What investors actually want

Panel one brought together a strong group of investors, including representatives from Liontrust Asset Management, Mercia Asset Management, Janus Henderson Investors and Canaccord Wealth, alongside Matthew Lewis from Cavendish.

A few themes came through clearly.

Engage early. Most fund managers run diversified portfolios and won’t always come to your sector with deep specialist knowledge. That makes early engagement critical not as a formality, but as a genuine opportunity for management teams to shape the narrative and land key messages before they matter most.

Build credibility over time.

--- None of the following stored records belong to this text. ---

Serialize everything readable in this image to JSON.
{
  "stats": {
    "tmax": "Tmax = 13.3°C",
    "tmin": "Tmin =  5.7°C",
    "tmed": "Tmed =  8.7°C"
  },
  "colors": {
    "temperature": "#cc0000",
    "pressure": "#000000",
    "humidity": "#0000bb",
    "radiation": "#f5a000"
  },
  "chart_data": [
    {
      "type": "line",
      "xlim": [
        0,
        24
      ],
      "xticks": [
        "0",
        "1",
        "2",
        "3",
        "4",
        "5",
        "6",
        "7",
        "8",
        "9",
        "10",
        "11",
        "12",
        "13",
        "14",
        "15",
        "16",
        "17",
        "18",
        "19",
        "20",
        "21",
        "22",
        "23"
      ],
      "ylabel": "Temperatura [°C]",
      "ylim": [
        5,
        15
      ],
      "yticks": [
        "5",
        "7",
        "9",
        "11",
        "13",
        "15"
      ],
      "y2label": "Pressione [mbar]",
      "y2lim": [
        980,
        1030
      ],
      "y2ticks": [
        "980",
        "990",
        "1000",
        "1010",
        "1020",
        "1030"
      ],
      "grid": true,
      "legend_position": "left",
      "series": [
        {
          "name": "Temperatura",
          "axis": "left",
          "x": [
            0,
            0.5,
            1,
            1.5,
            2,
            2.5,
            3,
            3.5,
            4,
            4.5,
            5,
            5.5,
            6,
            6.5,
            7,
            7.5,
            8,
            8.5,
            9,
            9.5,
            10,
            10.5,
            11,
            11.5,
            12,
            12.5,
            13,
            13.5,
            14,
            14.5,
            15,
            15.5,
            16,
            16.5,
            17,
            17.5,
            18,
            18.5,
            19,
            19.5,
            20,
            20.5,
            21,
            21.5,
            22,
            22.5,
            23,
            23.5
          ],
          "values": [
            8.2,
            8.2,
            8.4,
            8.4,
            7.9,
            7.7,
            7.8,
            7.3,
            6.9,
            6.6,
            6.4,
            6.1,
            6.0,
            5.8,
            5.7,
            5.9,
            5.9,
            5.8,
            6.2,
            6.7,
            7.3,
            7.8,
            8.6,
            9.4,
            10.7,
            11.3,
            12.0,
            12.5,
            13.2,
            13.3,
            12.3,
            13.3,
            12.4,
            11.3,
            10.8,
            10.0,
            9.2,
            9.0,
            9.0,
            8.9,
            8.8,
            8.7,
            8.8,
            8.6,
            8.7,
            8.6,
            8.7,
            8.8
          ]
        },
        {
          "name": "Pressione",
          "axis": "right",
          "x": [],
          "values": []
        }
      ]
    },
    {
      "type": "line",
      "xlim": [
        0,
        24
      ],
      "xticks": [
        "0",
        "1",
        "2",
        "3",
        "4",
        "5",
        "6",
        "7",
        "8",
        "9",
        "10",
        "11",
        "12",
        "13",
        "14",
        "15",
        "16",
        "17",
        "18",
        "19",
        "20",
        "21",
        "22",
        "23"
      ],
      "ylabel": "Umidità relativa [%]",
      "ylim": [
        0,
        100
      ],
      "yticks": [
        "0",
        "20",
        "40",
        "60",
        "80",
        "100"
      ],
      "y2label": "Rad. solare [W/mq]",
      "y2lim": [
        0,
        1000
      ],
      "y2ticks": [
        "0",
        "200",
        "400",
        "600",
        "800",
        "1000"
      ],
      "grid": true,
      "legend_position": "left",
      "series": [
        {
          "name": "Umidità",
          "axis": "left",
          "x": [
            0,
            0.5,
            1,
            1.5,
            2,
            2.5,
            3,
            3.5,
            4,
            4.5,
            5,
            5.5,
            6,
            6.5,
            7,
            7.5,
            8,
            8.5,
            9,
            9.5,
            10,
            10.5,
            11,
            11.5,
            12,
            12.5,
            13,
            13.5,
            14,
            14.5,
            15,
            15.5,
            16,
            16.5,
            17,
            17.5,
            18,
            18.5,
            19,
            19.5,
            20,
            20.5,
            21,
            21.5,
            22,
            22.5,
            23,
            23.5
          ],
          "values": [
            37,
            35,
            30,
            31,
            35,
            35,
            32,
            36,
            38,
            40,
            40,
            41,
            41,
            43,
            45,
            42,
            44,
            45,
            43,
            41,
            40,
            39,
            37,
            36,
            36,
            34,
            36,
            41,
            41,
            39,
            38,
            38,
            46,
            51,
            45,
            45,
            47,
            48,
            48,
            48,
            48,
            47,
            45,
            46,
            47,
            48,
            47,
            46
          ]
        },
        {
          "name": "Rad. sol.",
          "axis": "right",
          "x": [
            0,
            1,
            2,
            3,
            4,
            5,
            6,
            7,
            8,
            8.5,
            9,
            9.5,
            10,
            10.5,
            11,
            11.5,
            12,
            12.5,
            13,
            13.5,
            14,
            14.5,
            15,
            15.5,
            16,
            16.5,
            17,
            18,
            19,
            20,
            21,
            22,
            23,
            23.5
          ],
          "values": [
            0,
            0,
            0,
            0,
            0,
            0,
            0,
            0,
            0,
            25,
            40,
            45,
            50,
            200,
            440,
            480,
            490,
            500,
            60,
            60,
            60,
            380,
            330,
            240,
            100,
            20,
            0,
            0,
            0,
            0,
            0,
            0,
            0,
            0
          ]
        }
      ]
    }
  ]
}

Meeting investors early, and consistently, demonstrates an ability to set expectations and meet them. In a market where trust is the currency, that track record matters.

Craft a compelling equity story. Investors want to understand what drives revenue, how margins evolve, and what risks the business faces. The best management teams don’t shy away from challenges, they address them with clarity and constructiveness.

The top tips from the session were pointed: under promise and overdeliver; treat investors with patience; and ultimately, investors back strong management teams. Simple principles, but ones that separate good listings from great ones.

The transaction itself: planning, process and people

Panel two turned to the mechanics of an IPO, moderated by Hugh Maule of Gowling WLG, with perspectives from Joe Pollard (CFO, Applied Nutrition), Emma Salthouse (CFO & Deputy CEO, ActiveOps), Jonathan T. (CEO, Optima Health), Jo Davenport (BDO) and Gemma Owens (MUFG).

The standout message: preparation is everything, and it starts earlier than most people expect.

Being diligence-ready from day one with robust controls, a fully staffed finance function and a credible governance structure, isn’t just about ticking boxes. It’s about removing friction at the moments that matter most.

On process, the panel was clear that the textbook approach isn’t always the right one. Companies shouldn’t be passive participants in their own IPO. Challenging assumptions, asking hard questions of advisers, and owning the process are what separate a confident listing from a reactive one.

Adviser selection also came through strongly. The people you choose to work with, and the trust you have in them, shapes how the process unfolds. Deep sector understanding and genuine expertise matter more than brand alone.

On timing: IPO processes can run anywhere from 12 weeks to over 12 months. Preparation, complexity and the company’s own readiness collectively determine the timeline. There are no shortcuts, but there is a lot that can be done to shorten unnecessary delays.

A consistent thread

Across both panels and the opening keynote, the fundamentals were the same: trust, consistency and storytelling. Markets shift, structures evolve, and conditions change, but the qualities that make a business investable don’t.

For founders and management teams weighing up their options, the Growth & Funding Forum was a useful reminder that the public markets reward preparation, patience and the ability to tell a clear, credible story.

We’re grateful to LSEG for the partnership, and to all the speakers who gave their time and shared their experience so openly on the day.